Jinyu Mao graduated from GEM in 2011. She is currently working as Personal System Customer Experience & Portfolio Strategy at HP in Houston, Texas.
Jinyu’s dream was to explore France, her schoolmates convinced her to join GEM. While studying, she enjoyed the hands-on experience, diversity, and case studies.
Searching for an internship lead her to her first CDI at HP. From her French experience, she fondly recalls the French lifestyle, French humor and sense of friendship.
Her advice to young Chinese students arriving in Grenoble: learn French, read case studies before going to class and enjoy the mountains!
Isabelle: Where did you hear about GEM for the first time?
Jinyu: I heard about GEM from my University Senior year exchange program. I studied at Shanghai University of International Business and Economics. We had exchange programs with a few French universities for 6 months. At that time, I was selected to join a private Business School in Lyon (IDRAC); but some of my other schoolmates went to GEM. I learned about GEM from my schoolmates at that time.
Was it always a long-term goal of yours to study in France?
Jinyu: Yes. I was a cultural exchange student when I was in Senior High School. My school collaborated with the Chinese Education Bureau for us to have the opportunity to participate in the AFS (American Field Service) program for one year. I was selected and lived with a host family for one year in Brussels, Belgium where I learned French and went to a local school for that year. I found the experience to be quite eye opening and I learned a lot about western culture that I really liked. However, I hadn’t had a real chance to explore France while speaking French; therefore, going back to Europe had always been my dream.
What is your favorite memory as a student in the classroom?
Jinyu: Diversity – I really like the diversity of the class; it was the right mix of each class. We are not only studying the academic curriculum, most importantly we learn from each other’s culture, way of thinking, and sometimes the case studies are very much tied into one specific country, so having diversity in the class helped us learn about the background of the case.
Teachers - All the teachers are very good; they are all very strong in academics; but also given their professional experiences; their classes are very much connected to real business situations.
Hands-on experience was valuable – I couldn’t remember which class maybe was the Value Chain or Strategy class, where at the end of the curriculum, we had a simulation tool to play with the innovation investment vs. return. That was very fun and putting us into a real company’s background was very useful.
Case studies – I love case studies, I learned a lot from the live business cases; so that we could apply our learnings into business. However, it was a bit hard because the MIB program students did not necessarily have previous professional experience. If I look back now while doing some MBA classes, I can relate to more than 10 years ago when I was studying my MIB.

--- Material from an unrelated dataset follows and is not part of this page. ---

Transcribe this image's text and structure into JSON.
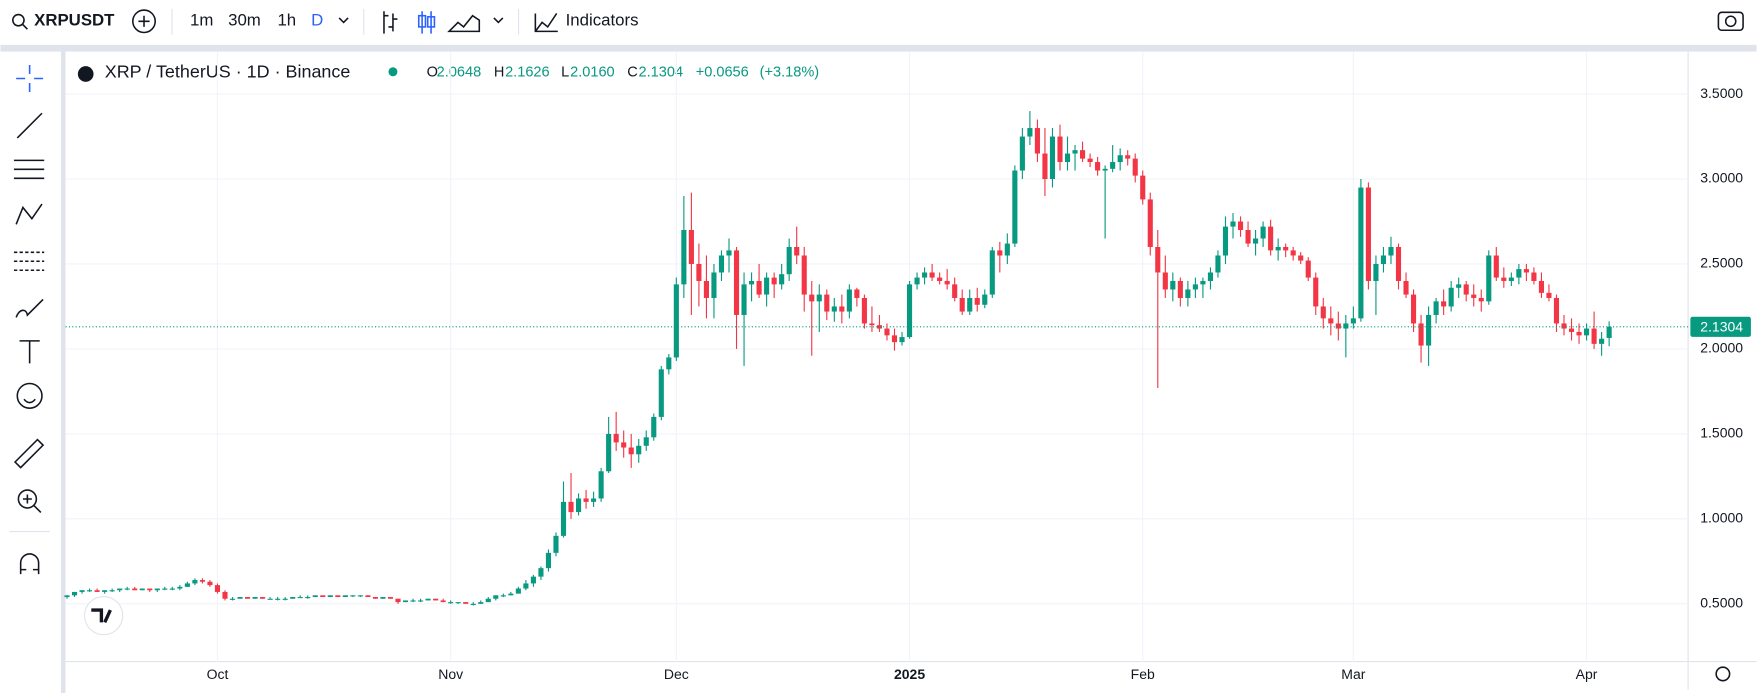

What is your favorite memory as a Chinese person in France?
Jinyu: French Lifestyle - I love French Lifestyle. Growing up in a big city like Shanghai; it’s always crowded by people, noise, rush and fast pace to be successful. Living in Grenoble being so close to the mountains particularly helped me to learn how to enjoy life in a grateful way; enjoy nature and let it inspire us to cherish people around us, and enjoy food thanks to the respect of environment protection.
I love French humor a lot. People complain a lot when speaking; but actually, they are very passionate about life; everything they complain about has a good reason behind it.
Friendship - French people might not be the easiest to become friends with, but once they are your friends, they are sincerely your friends. Very warm and inviting for home dinner and events; open to share their thoughts; you could argue with each other openly to share your own values and points of view. This is something I really miss today living in the US.
How did you manage to land your first job?
Jinyu: I just applied online to a couple of top companies’ websites. Sometimes if they have the email address of the Hiring Manager, I will write to them directly.
Thanks to my internship opportunity at HP; they hired me before my internship ended. Therefore, I didn’t really have to look for a CDI job outside.
Do you have any examples of how your experience at GEM and/or being a #GEMAlumni has helped you?
Jinyu: I don’t actually; and I am not a very social person, might also be my bad not engaging too closely with the organization. Would love to if time and location permits.
What would be your advice to a young Chinese student arriving at GEM?
Jinyu: Aloha – I don’t know if this still exit. (Well it does !) They helped a lot with student on-boarding, housing, opening a bank, and stuff for orientation. This is really good for future students to engage with Aloha as early as possible; so they are prepared before arriving at GEM.
Networking – get to know your classmates. Sharing about each other’s backgrounds, objectives, and expectations from the program will help them to find the matching “friends” out of so many.
Learn French – It’s crucial to be able to speak French to get a job in France. The ability to learn French in 1 year is very limited, it would be a good idea for them to learn French before coming.
I lived with a French landlord in Grenoble, rented a room from his apartment. I feel that’s a good way to not only save on rent money, but also be close to a real French person and learn from their real life. Instead of living with friends; especially living with a group of Chinese; they should try to have some experiences with local French or students from other countries.
Read case studies before going to classes. This is the only way you can get the most out of learning at classes.